Wer neu baut der beschäftigt sich zwangsläufig mit dem Thema Heimautomatisierung und je nach persönlichem Typ und vorhandenem Budget nimmt die Ausprägung dann seine Gestalt an. Schon lange habe ich recherchiert was mein smarter Weg sein könnte. Dazu muss man wissen ich bin Informationstechniker, kann also tollen Features viel abgewinnen und bin also anfällig für tolle, neue Produkte die viel versprechen. Demnach kam für mich am Anfang das gute alte KNX nicht in Frage. Dieses steht nähmlich nicht gerade für aufregende Funktionen, denn das „sexy“ Verkaufsargument bei KNX ist immer: „Da bekommst du noch in 20 Jahren Ersatzteile dafür“. Das sind so die Argumente die mein Feature-suchendes Herz ganz schnell auf einen Ruhepuls von unter 60 fallen lassen. Also habe ich mir jede Menge anderes, marketingträchtiges, hippes Zeug angeschaut. Dabei habe ich interessante Produkte gefunden die ich teils vertestet habe und mir so eine Meinung bilden kann und teils nur interessant finde und keine Erfahrungen gesammelt habe, allerdings auf Feedback dazu gespannt bin. In diesem Artikel möchte ich euch meine Erfahrungen und Entdeckungen zum Thema Smart Home zeigen und vor allem meine überraschende Entscheidung bei der grundlegenden Heimautomatisierung mitteilen und begründen.

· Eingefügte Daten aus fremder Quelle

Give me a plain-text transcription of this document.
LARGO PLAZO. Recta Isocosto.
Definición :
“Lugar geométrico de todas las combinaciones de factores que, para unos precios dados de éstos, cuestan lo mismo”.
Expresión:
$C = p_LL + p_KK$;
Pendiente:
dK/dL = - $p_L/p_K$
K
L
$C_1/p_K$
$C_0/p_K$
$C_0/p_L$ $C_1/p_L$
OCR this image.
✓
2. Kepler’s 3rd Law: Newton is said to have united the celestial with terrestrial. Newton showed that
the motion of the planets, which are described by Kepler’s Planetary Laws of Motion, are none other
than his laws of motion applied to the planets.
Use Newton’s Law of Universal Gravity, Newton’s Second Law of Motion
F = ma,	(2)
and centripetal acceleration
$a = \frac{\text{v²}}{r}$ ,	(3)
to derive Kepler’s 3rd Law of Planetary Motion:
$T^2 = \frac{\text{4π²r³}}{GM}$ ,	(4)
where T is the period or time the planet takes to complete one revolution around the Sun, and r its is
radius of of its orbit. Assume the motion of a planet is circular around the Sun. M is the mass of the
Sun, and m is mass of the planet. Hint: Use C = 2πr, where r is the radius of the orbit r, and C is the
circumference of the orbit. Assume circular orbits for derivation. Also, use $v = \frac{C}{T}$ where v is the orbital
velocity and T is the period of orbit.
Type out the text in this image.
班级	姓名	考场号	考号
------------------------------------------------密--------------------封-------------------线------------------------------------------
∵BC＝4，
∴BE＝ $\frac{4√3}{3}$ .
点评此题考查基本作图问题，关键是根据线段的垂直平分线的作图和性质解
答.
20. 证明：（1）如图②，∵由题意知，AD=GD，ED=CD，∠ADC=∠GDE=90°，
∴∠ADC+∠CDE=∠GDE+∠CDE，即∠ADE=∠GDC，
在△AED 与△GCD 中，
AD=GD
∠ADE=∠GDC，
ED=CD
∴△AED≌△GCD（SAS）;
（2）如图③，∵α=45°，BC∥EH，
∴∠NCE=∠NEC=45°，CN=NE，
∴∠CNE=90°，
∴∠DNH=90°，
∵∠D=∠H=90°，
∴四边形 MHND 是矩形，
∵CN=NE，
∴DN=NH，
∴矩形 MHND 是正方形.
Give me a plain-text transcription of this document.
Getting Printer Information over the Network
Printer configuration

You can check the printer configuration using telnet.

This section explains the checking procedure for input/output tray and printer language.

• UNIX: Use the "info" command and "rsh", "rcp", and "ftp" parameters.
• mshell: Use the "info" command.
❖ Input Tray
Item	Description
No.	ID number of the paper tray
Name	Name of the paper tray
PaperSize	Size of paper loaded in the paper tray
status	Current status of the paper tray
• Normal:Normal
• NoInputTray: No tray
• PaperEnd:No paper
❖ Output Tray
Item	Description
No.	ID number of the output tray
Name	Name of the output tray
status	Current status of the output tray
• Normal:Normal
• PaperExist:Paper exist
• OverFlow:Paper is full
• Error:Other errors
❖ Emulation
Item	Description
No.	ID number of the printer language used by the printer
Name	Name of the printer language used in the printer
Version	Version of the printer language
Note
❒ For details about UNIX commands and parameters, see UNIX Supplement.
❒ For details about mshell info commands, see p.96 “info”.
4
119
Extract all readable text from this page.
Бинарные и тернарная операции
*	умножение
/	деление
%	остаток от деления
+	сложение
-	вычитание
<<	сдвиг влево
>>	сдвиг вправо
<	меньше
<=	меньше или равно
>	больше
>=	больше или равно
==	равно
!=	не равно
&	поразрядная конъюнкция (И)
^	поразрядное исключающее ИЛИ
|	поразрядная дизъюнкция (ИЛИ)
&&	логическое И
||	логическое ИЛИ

Was ist mein Automatisierungs-Szenario?
Da hatte ich immer konkrete Vorstellungen:
- Automatische Jalousiensteuerung zum Wärmeschutz
- Abbildung von Lichtszenen
- Bewegungsmelder
- Türzutritt mittels Fingerprint & digitalen Schlüsseln (Fobs)
- Zentrale Musiksteuerung und Multiroom-Wiedergabe
KNX, Hue, Fibaro oder Loxxone?
Philips Hue, mein eigentlicher Favorit
= Abbildung von smartem Licht
Featuregetrieben wie ich bin habe ich mich zuerst mit Hue und zigbee beschäftigt. Dazu habe ich mir die Hue Bridge bestellt und dazu diverse Lampen, Fernbedienungen und Light Stripes. Fakt ist: Wer smartes Licht will und bereit ist für ein Leuchtmittel zwischen 20 und 50 Euro zu zahlen ist damit definitiv gut unterwegs. Ihr erhaltet dann tolle LEDs die farbig schaltbar sind, dazu eine App mit der ihr die Leuchten gut steuern könnt und nicht zu vergessen die Möglichkeit mit Alexa oder Apple Homekit die Geräte anzusteuen. In der App hat man dann auch jede Menge Funktionen und einfache Programmier-Möglichkeiten. Dazu gibt es noch tolle Szenerien bei denen ihr die Lampen einer bestimmten Gruppe auch dynamisch leuchten lassen könnt, also so Richtung Disko oder eben auch glitzernde Lichter für die weichnachtliche Stimmung.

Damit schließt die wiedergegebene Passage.